QLC SSD Support

As per the QLC SSD characteristics of: high capacity, low endurance and poor small write performance, the QLC SSD won’t be used as the replacement of TLC SSD, instead, it’ll be kind of capacity supplement of TLC for bulk data handling.

In the context of QLC SSD support, we’ll keep the assumption of homogeneous storage target, which means each target will have the same amount of QLC and TLC capacity. The TLC will be still used to store WAL, meta data and small data, and the QLC will be used to store bulk data.

Control Plane Changes

dmg storage commands

dmg storage scan’ command might need be improved to show the discovered TLC and QLC SSDs in a distinguishable way, that would be helpful for administrator to configure the NVMe tiers in server YAML.

dmg storage query’ command also needs be improved to show the TLC and QLC information separately.

server YAML

Current DAOS server YAML supports single NVMe tier (associated with ‘data’ role) in the pmem mode, supports at most three NVMe tiers (associated with ‘data’, ‘meta’ and ‘wal’ role respectively) in the md-on-ssd mode.

To configure QLC SSDs in server YAML, an extra NVMe tier associated with ‘bulk_data’ role will be introduced, then at most 2 or 4 NVMe tiers could be configured in pmem or md-on-ssd mode respectively. The ‘bulk_data’ role should be applied to QLC tier only and it’s incompatible with other roles.

dmg pool commands

dmg pool create’ command needs be changed to pass down a QLC size parameter to engine, at the same time, the ‘dmg pool query’ command needs be updated to show the TLC and QLC usage separately.

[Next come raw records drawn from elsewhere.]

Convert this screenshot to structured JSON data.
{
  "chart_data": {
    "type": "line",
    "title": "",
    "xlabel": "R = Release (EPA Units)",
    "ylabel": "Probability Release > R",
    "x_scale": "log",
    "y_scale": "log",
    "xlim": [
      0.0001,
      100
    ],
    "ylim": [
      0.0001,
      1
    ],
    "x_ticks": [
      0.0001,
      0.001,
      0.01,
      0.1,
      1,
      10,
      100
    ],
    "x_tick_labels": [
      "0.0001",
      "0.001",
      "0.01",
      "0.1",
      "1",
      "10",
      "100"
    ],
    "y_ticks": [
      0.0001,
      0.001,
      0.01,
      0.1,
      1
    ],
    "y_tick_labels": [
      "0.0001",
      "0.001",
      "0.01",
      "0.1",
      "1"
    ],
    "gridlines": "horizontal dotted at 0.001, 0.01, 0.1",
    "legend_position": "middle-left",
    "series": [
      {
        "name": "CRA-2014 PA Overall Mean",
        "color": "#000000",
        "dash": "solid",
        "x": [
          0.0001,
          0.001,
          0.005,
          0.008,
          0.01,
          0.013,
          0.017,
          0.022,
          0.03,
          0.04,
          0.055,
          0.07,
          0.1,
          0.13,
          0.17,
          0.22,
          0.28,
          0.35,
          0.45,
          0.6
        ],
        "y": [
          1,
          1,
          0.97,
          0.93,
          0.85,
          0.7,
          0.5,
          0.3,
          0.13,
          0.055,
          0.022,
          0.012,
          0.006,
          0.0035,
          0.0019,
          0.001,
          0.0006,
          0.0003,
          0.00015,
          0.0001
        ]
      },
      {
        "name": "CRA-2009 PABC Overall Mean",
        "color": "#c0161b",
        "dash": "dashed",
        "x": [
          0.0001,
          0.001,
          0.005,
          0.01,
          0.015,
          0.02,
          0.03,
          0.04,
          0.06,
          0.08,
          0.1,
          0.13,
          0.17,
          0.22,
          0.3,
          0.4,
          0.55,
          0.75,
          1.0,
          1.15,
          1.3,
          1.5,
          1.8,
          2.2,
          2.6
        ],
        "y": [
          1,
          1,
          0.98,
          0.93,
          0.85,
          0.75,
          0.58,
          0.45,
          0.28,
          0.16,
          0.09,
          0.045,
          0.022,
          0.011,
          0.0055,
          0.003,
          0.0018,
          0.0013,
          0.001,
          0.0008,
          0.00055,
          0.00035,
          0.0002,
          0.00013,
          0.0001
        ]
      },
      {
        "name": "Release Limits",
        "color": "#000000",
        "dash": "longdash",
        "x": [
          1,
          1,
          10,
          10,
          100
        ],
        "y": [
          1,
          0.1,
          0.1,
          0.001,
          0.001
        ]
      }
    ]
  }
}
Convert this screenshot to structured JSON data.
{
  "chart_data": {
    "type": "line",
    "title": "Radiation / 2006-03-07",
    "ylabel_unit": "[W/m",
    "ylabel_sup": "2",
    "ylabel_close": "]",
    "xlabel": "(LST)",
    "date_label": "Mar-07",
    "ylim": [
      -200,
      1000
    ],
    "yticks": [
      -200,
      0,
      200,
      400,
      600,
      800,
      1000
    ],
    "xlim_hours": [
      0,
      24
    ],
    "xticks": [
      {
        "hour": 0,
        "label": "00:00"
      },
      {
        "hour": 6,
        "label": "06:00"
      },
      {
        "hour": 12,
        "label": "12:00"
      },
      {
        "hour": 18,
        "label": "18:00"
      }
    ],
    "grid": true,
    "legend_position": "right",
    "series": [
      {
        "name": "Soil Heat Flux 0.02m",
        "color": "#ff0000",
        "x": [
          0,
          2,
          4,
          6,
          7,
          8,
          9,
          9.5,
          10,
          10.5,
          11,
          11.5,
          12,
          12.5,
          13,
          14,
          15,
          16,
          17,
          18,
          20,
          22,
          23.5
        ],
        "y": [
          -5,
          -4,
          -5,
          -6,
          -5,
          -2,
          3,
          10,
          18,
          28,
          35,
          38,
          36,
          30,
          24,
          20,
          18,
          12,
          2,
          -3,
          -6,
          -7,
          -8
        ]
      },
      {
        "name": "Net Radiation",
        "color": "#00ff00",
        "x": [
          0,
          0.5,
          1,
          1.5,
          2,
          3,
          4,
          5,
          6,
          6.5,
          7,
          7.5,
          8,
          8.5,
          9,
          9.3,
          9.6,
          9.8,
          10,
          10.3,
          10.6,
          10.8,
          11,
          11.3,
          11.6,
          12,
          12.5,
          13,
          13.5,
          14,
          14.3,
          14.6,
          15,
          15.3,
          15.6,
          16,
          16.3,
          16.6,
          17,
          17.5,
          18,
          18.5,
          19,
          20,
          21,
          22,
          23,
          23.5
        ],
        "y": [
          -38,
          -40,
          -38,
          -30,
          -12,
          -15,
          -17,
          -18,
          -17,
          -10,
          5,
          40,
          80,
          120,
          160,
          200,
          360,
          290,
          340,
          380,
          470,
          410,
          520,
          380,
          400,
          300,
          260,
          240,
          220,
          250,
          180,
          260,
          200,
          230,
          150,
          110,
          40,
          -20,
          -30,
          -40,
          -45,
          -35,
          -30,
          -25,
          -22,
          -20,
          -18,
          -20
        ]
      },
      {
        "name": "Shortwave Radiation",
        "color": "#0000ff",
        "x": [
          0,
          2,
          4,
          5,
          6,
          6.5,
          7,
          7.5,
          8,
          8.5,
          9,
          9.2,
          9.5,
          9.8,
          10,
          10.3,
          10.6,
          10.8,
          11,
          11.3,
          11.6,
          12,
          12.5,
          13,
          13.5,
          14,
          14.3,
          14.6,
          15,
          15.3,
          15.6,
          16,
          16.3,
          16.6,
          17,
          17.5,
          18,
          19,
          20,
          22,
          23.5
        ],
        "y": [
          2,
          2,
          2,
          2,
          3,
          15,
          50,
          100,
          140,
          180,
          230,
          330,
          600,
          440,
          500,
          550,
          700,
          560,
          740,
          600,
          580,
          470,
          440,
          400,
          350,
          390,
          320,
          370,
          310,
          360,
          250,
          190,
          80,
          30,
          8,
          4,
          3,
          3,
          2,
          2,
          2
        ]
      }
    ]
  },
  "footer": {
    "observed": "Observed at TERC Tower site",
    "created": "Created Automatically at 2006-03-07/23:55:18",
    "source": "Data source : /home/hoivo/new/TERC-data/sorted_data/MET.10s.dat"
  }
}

There is an ongoing task of control plane changes for md-on-ssd phase2, please refer to the design and debate at: Control-Plane changes

Data Plane Changes

Four key changes would be involved on the data plane (engine) side:

  1. An extra block allocator instance (including persistent heap of vea_space_df and runtime heap of vea_space_info) for the space management within the QLC blob of a VOS pool.

  2. An extra I/O context (bio_io_context) for the NVMe I/O against QLC blob of a VOS pool.

  3. An new address type (bio_addr_t) to represent an address in the QLC blob.

  4. An enhanced media selection policy (vos_io_scm()) to select QLC media for bulk update.

These changes will be iterated in following component sections respectively.

VEA changes

The QLC space will be managed separately from the TLC space, and the same block allocator VEA will be used for block management within the QLC blob. Current VEA already supports different block size for different instance, but we do need to scrutinize implementation details to see if there is anything won’t work well for large block size. (64k or 128k block size)

BIO changes

In general, BIO component needs be enhanced to handle an extra tier of SSDs associated with the ‘bulk_data’ role, an extra QLC blob and the corresponding I/O context will also be added for each VOS pool.

Few key data structure or on-disk format changes are listed below:

  1. The most significant change is that bio_addr_t will be expanded to represent an address in QLC blob , which could be achieved by adding a new media type of DAOS_MEDIA_QLC.

  2. Similar to the ‘data’ tier SSDs, the SSDs in ‘bulk_data’ tier will be assigned to each VOS target in a round-robin manner, that requires a new SMD device type SMD_DEV_TYPE_BULK, and a new target table ‘bulk_target’ being added in SMD.

  3. When QLC is configured, an extra ‘bulk’ blob will be created for each VOS pool, that requires a new pool table ‘bulk_pool’ being added in SMD.

  4. A new I/O context will be added to the bio_meta_context for the QLC blob associated with VOS pool.

VOS changes

  1. Each VOS pool will have two block allocator instances (see vos_pool_df->pd_vea_df and vos_pool->vp_vea_info), one for the old ‘data’ blob, the other for the new ‘bulk_data’ blob.

  2. Each VOS container will have two block allocator hints (see vos_cont_df->cd_hint_df and vos_container->vc_hint_ctxt), one for the old ‘data’ blob, the other for the new ‘bulk_data’ blob.

  3. The media selection policy (vos_io_scm()) will be improved to select QLC media for bulk data update.

Interoperability

  • The on-disk format of vos_pool_df and vos_cont_df changes need be handled carefully for the backward compatibility.

  • The new media type and related pool RPC change implies wire protocol change, a new DAOS pool RPC version might need be introduced.

  • DAOS server, DAOS engine and dmg are always on the same version, no interoperability needs be considered for the control plane changes.

  • The SMD on-disk format changes won’t break the backward compatibility.

Future Work

Utilize the gang address (DAOS-10877 vos: gang allocation for huge SV by NiuYawei · Pull Request #14790 · daos-stack/daos ) to reduce the internal fragmentations (on QLC) caused by unaligned I/O?